Further protests are expected outside the High Court when the appeal kicks off on Wednesday, and as Assange’s supporters marched through London on Saturday, smaller protests took place throughout the UK and Ireland.

Though his extradition to the US has been blocked, Assange remains behind bars in London’s Belmarsh Prison. If extradited and found guilty by a US court, he faces a term of up to 175 years.

However, although Assange is facing espionage charges, he is not accused of stealing or leaking classified documents, only of publishing them. One witness against Assange, an Icelandic WikiLeaks volunteer turned FBI informant named Sigurdur Ingi Thordarson, admitted this summer that Assange never instructed him to carry out any computer hacking, despite earlier testimony to the contrary.

Such charges have never been tested in court before, and Assange’s legal team argue that what he did was no different than what the newspapers who ran the same stories about alleged US war crimes in Iraq and Afghanistan did. This legal gray area was the reason the Obama administration opted not to charge Assange, as to do so would open these other newspapers up to the same charges.

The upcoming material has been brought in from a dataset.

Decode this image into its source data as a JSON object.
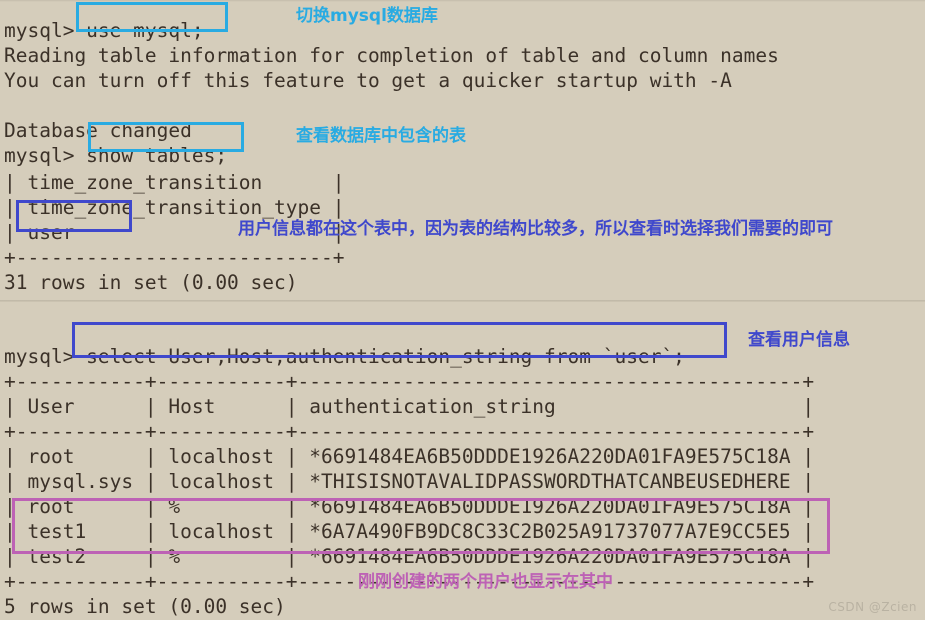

Despite Obama’s reluctance to charge Assange, a case against the former WikiLeaks chief was opened under the Trump administration and continues under Joe Biden’s stewardship. All the while, Assange’s celebrity supporters, including Pink Floyd frontman Roger Waters, have pleaded with American authorities to drop the case.

Assange’s extradition is opposed by nearly all major free speech and human rights activists, as well as press organizations.